While we quote the life time risk of breast cancer as 1 in 9, it is important to remember that breast cancer is not one disease but a host of different diseases that share a common anatomical site of origin- the breast. As the authors in a new report in the Archives of Internal Medicine point out- ductal carcinoma in situ (DCIS) is a pre-invasive malignancy of the breast and is diagnosed in more than 50,000 women a year in the United States. The important adjective here is PRE INVASIVE.

In cases of low-grade DCIS, studies suggest that IF progression occurs to invasion, it does so within a time frame of 5 to 40 years, and possibly in only 20 per cent of DCIS cases. If one uses the comparison of prostate cancer, where many cases will not progress and so called watchful waiting is suggested, it raises the question as to whether or not watchful waiting is a reasonable strategy for many cases of DCIS.

While DCIS can be treated with lumpectomy and radiation or even mastectomy alone, are these treatments always the best choices?

DCIS is generally too small to be felt during a clinical breast exam (CBE) and is most commonly found by mammography, that often appears as microcalcifications.

For many women when given a diagnosis of DCIS all they hear is the word cancer and as the authors point out, “many women are unable to distinguish between preinvasive and invasive cancer and often overestimate the implications of a DCIS diagnosis. These misperceptions may drive patients’ willingness for invasive treatments. Health care providers ’communication with their patients about DCIS plays an important role in patients understanding the risks of their diagnosis.
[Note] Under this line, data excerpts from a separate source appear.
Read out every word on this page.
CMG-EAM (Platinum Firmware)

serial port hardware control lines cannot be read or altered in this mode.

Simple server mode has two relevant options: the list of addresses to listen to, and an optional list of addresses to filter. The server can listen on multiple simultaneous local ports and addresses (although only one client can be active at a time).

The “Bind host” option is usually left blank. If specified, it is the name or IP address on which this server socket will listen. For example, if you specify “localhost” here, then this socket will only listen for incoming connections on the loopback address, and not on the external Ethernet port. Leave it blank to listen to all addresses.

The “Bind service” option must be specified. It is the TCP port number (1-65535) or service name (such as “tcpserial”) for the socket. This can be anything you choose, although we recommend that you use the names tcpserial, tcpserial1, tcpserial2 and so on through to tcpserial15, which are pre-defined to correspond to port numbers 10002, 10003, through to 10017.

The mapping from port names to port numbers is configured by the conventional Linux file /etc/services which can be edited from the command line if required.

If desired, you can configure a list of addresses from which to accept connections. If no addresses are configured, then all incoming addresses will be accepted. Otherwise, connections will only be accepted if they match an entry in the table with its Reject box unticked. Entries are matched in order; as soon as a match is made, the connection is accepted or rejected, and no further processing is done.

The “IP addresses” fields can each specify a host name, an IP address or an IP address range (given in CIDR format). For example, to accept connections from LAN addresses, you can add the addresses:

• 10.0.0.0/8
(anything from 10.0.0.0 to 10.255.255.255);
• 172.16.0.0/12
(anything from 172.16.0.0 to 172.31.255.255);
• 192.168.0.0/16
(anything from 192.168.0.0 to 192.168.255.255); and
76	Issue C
Terms such as carcinoma, stage-0 cancer, and noninvasive cancer are commonly used to describe DCIS and may further contribute to the confusion engendered in many patients.” The authors suggested that when DCIS is described without the term cancer, women would be more likely to opt for noninvasive approaches such as medication or watchful waiting in place of surgery.

The researchers studied 394 healthy women without a history of breast cancer. The women were presented with 3 scenarios that described a diagnosis of DCIS as noninvasive breast cancer, breast lesion, or abnormal cells. Each scenario and the treatment options and outcomes of treatment (chance of developing invasive breast cancer or death) were identical, with the only difference being the term used for DCIS.
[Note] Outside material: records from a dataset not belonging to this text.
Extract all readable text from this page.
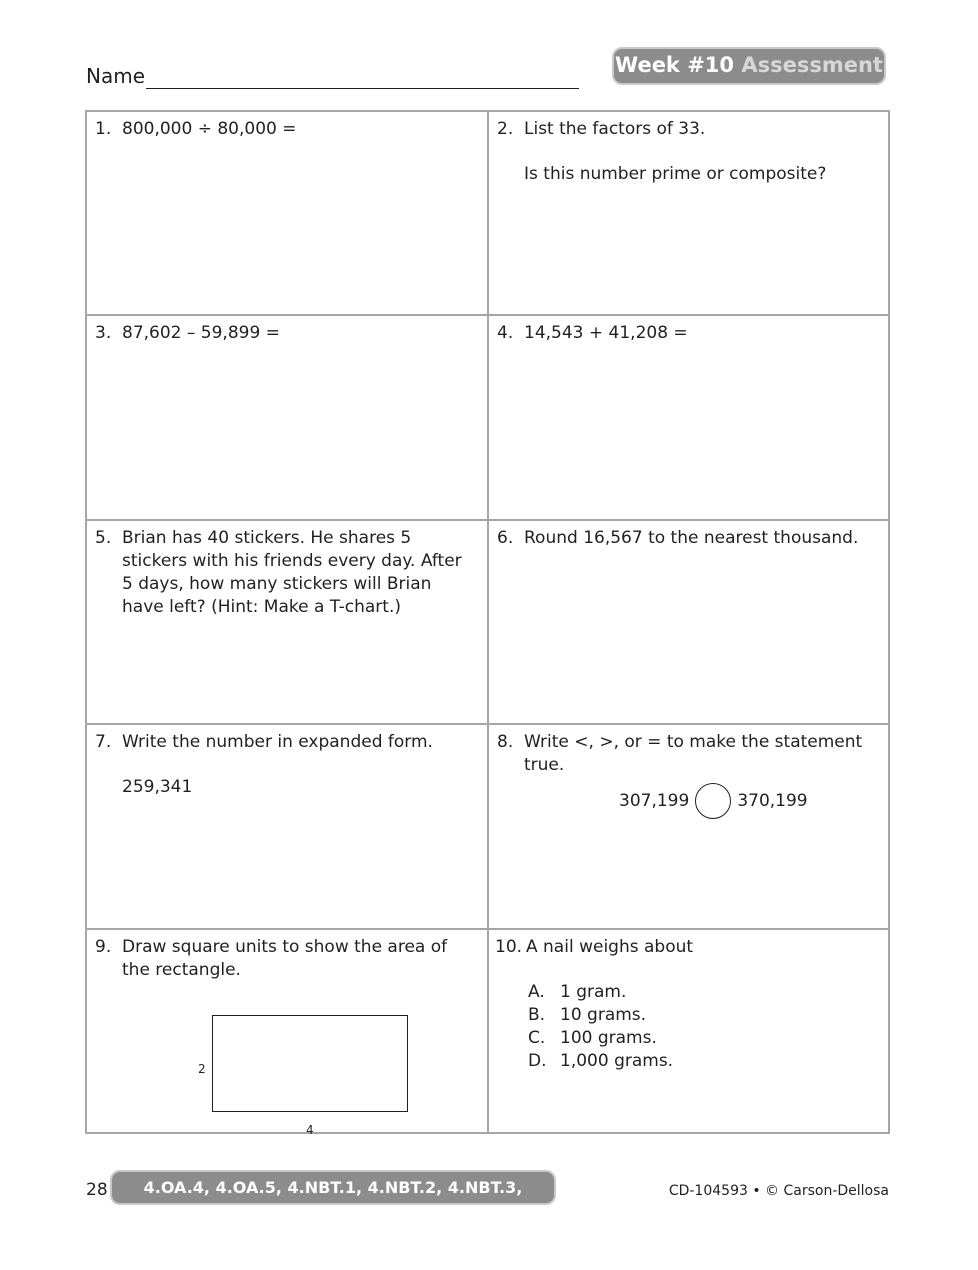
Name	Week #10 Assessment
1. 800,000 ÷ 80,000 =	2. List the factors of 33.
Is this number prime or composite?
3. 87,602 – 59,899 =	4. 14,543 + 41,208 =
5. Brian has 40 stickers. He shares 5 stickers with his friends every day. After 5 days, how many stickers will Brian have left? (Hint: Make a T-chart.)
6. Round 16,567 to the nearest thousand.
7. Write the number in expanded form.
259,341
8. Write <, >, or = to make the statement true.
307,199	370,199
9. Draw square units to show the area of the rectangle.
2
4
10. A nail weighs about
A. 1 gram.
B. 10 grams.
C. 100 grams.
D. 1,000 grams.
28	4.OA.4, 4.OA.5, 4.NBT.1, 4.NBT.2, 4.NBT.3, 4.NBT.4
CD-104593 • © Carson-Dellosa
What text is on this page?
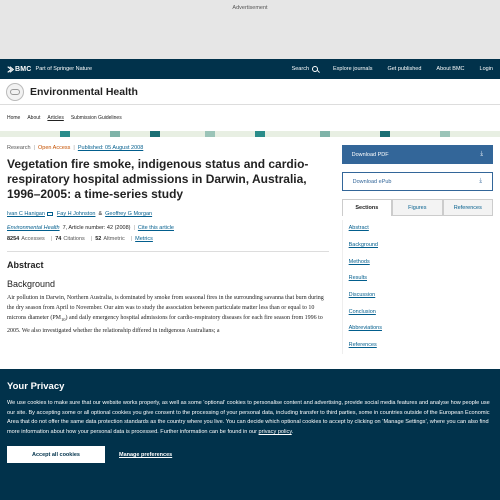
Advertisement
BMC Part of Springer Nature	Search	Explore journals	Get published	About BMC	Login
Environmental Health
Home About Articles Submission Guidelines
Research | Open Access | Published: 05 August 2008
Vegetation fire smoke, indigenous status and cardio-respiratory hospital admissions in Darwin, Australia, 1996–2005: a time-series study
Ivan C Hanigan Fay H Johnston & Geoffrey G Morgan
Environmental Health 7, Article number: 42 (2008) | Cite this article
8254 Accesses | 74 Citations | 52 Altmetric | Metrics
Abstract
Background

Air pollution in Darwin, Northern Australia, is dominated by smoke from seasonal fires in the surrounding savanna that burn during the dry season from April to November. Our aim was to study the association between particulate matter less than or equal to 10 microns diameter $(PM_{10})$ and daily emergency hospital admissions for cardio-respiratory diseases for each fire season from 1996 to 2005. We also investigated whether the relationship differed in indigenous Australians; a

Download PDF	⤓
Download ePub	⤓
Sections	Figures	References
Abstract
Background
Methods
Results
Discussion
Conclusion
Abbreviations
References
Your Privacy

We use cookies to make sure that our website works properly, as well as some ‘optional’ cookies to personalise content and advertising, provide social media features and analyse how people use our site. By accepting some or all optional cookies you give consent to the processing of your personal data, including transfer to third parties, some in countries outside of the European Economic Area that do not offer the same data protection standards as the country where you live. You can decide which optional cookies to accept by clicking on ‘Manage Settings’, where you can also find more information about how your personal data is processed. Further information can be found in our privacy policy.

Accept all cookies	Manage preferences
After each scenario, participants chose among 3 treatment options (surgery, medication, or active surveillance). The order of scenarios was varied randomly across participants, with an equal distribution of each sequence.

Overall, nonsurgical options (medication and active surveillance) were more frequently selected over surgery. When DCIS was described using the term noninvasive cancer, 53 % preferred nonsurgical options, whereas 66 per cent preferred nonsurgical options when the term was breast lesion and 69 per cent preferred nonsurgical options when the term was abnormal cells. Significantly more women changed their preference from a surgical to a nonsurgical option than from a nonsurgical to a surgical option depending on terminology, according to the study results.

These results suggest that many women may prefer nonsurgical options if allowed to weigh each choice and its risks. Our survey specifically reminded the participants that risks and benefits were the same among all 3 scenarios; however, excluding the word cancer in the diagnosis shifted many participants to choose a less invasive option.

The study reminds us of what the term informed consent really means. In order to have an informed decision the words used to describe DCIS has a significant and important impact on patients’ perceptions of treatment alternatives.